From Febrile Seizures To Vacationing in Eilat, Oxygen Is a Must For Medical First Responders

One Saturday evening, a few months ago, United Hatzalah volunteer EMT Patrick Even-Tzor was winding down after a long day in his home in the city of Holon. Just as he was getting into bed, United Hatzalah’s Dispatch and Command Center alerted him to a medical emergency occurring in the neighboring city of Mazkeret Batya. Despite being still dressed in his pajamas, Patrick threw on a pair of shoes, rushed out to his ambucycle, and raced over to the given address.

Illustration of a boy receiving oxygen

Arriving in 5 minutes along with a fellow ambucycle responder, Patrick found a frantic mother holding her six-month-old baby, who was lying limp in her arms. The father explained to Patrick that the little baby had suddenly experienced an intense convulsion. Finding him burning up with fever, the EMTs removed extra layers of clothing and cooled him with a damp cloth.

Simultaneously, the duo provided supplemental oxygen to assist the baby’s labored breathing and help him to regain consciousness. Patrick then took the baby’s vital signs and monitored him as they continued reassuring the distraught family. The EMTs assured the parents that febrile convulsions are relatively common and that the baby’s condition was stable and improving, thanks to the oxygen and damp cloth.

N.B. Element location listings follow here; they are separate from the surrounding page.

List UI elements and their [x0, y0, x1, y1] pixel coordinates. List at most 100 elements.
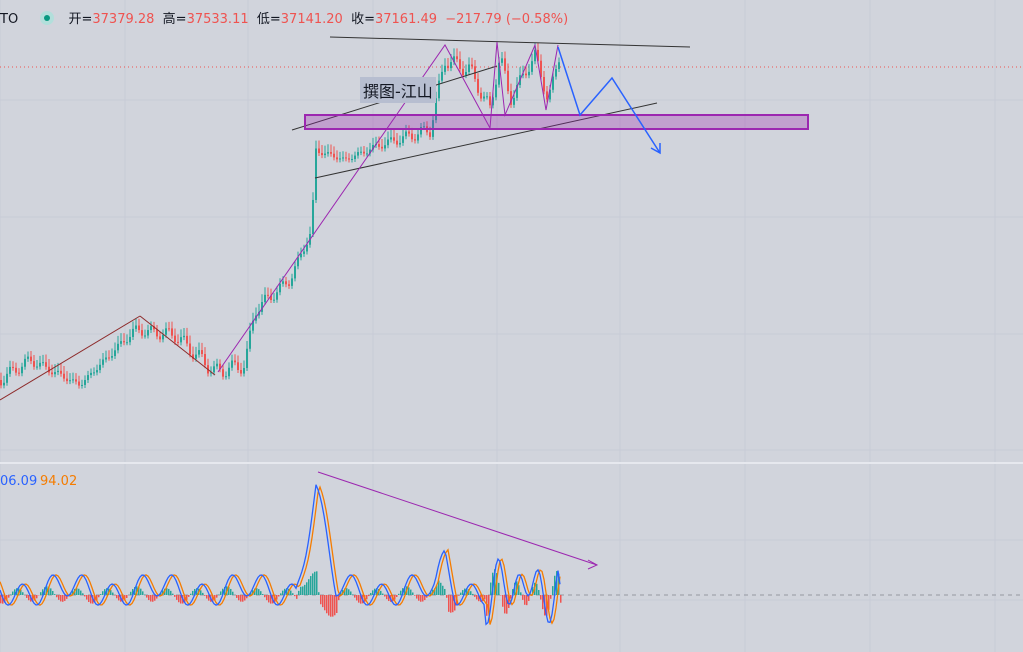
histogram-bar	[112, 592, 114, 595]
candle-body	[363, 151, 365, 154]
histogram-bar	[10, 594, 12, 595]
histogram-bar	[322, 595, 324, 608]
candle-body	[0, 380, 2, 386]
histogram-bar	[474, 595, 476, 597]
histogram-bar	[382, 593, 384, 595]
histogram-bar	[202, 592, 204, 595]
candle-body	[315, 148, 317, 200]
candle-body	[264, 294, 266, 303]
candle-body	[288, 284, 290, 286]
histogram-bar	[416, 595, 418, 599]
histogram-bar	[194, 588, 196, 595]
histogram-bar	[238, 595, 240, 601]
arrow	[139, 315, 216, 376]
candle-body	[276, 292, 278, 300]
histogram-bar	[56, 595, 58, 598]
histogram-bar	[256, 588, 258, 595]
histogram-bar	[176, 595, 178, 600]
histogram-bar	[326, 595, 328, 614]
histogram-bar	[446, 595, 448, 598]
histogram-bar	[132, 588, 134, 595]
candle-body	[162, 334, 164, 340]
candle-body	[393, 137, 395, 141]
histogram-bar	[0, 595, 2, 604]
histogram-bar	[282, 590, 284, 595]
candle-body	[267, 294, 269, 296]
histogram-bar	[78, 588, 80, 595]
histogram-bar	[450, 595, 452, 613]
candle-body	[534, 49, 536, 62]
candle-body	[549, 89, 551, 100]
histogram-bar	[98, 595, 100, 598]
status-dot	[40, 11, 55, 25]
histogram-bar	[548, 595, 550, 610]
histogram-bar	[14, 589, 16, 595]
histogram-bar	[304, 584, 306, 595]
candle-body	[132, 328, 134, 337]
histogram-bar	[528, 595, 530, 601]
candle-body	[252, 320, 254, 331]
histogram-bar	[64, 595, 66, 601]
candle-body	[462, 68, 464, 76]
candle-body	[408, 131, 410, 134]
high-value: 37533.11	[186, 12, 249, 27]
candle-body	[471, 64, 473, 67]
candle-body	[147, 330, 149, 336]
histogram-bar	[264, 595, 266, 598]
candle-body	[246, 348, 248, 368]
histogram-bar	[388, 595, 390, 602]
histogram-bar	[434, 588, 436, 595]
histogram-bar	[4, 595, 6, 603]
histogram-bar	[296, 595, 298, 599]
indicator-value: 06.09	[0, 474, 38, 489]
candle-body	[435, 98, 437, 121]
histogram-bar	[20, 589, 22, 595]
candle-body	[102, 359, 104, 365]
histogram-bar	[174, 595, 176, 597]
histogram-bar	[476, 595, 478, 600]
histogram-bar	[422, 595, 424, 602]
candle-body	[492, 97, 494, 106]
candle-body	[228, 367, 230, 377]
candle-body	[354, 155, 356, 160]
histogram-bar	[298, 590, 300, 595]
histogram-bar	[72, 590, 74, 595]
candle-body	[111, 356, 113, 358]
candle-body	[366, 153, 368, 155]
candle-body	[144, 335, 146, 337]
histogram-bar	[48, 586, 50, 595]
histogram-bar	[214, 595, 216, 601]
histogram-bar	[396, 595, 398, 597]
histogram-bar	[232, 591, 234, 595]
candle-body	[417, 134, 419, 141]
histogram-bar	[2, 595, 4, 604]
trend-line	[329, 36, 691, 48]
histogram-bar	[436, 585, 438, 595]
wave-path	[217, 41, 559, 373]
histogram-bar	[478, 595, 480, 602]
candle-body	[27, 356, 29, 359]
candle-body	[153, 326, 155, 330]
histogram-bar	[118, 595, 120, 601]
histogram-bar	[338, 595, 340, 601]
candle-body	[348, 158, 350, 160]
histogram-bar	[424, 595, 426, 601]
candle-body	[114, 350, 116, 357]
histogram-bar	[336, 595, 338, 613]
candle-body	[273, 299, 275, 301]
histogram-bar	[356, 595, 358, 601]
indicator-line	[0, 484, 561, 626]
candle-body	[546, 91, 548, 100]
candle-body	[69, 380, 71, 382]
histogram-bar	[102, 591, 104, 595]
candle-body	[237, 362, 239, 371]
histogram-bar	[26, 595, 28, 598]
candle-body	[342, 157, 344, 159]
histogram-bar	[178, 595, 180, 603]
divergence-line	[317, 471, 598, 566]
open-value: 37379.28	[92, 12, 155, 27]
histogram-bar	[414, 595, 416, 596]
histogram-bar	[466, 588, 468, 595]
candle-body	[108, 357, 110, 359]
candle-body	[6, 373, 8, 383]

After a few minutes, the baby slowly started returning to himself. He was then transferred to an arriving United Hatzalah ambulance and taken to the hospital for further observation. The mother began to thank the two volunteers and ask how much everything cost. The woman was shocked when she was told that the service is free of charge.

“The oxygen tank that I carry with me is a must-have for every medical first responder, it’s truly a miracle worker,” Patrick commented. “Wherever I go, whether it’s work or even a vacation to Eilat, I have my oxygen on me at all times. Without it, people who experience low oxygen, resulting in fainting and losing consciousness, wouldn’t be able to recover. With such a tool and the proper training, saving lives becomes more easy and frequent.”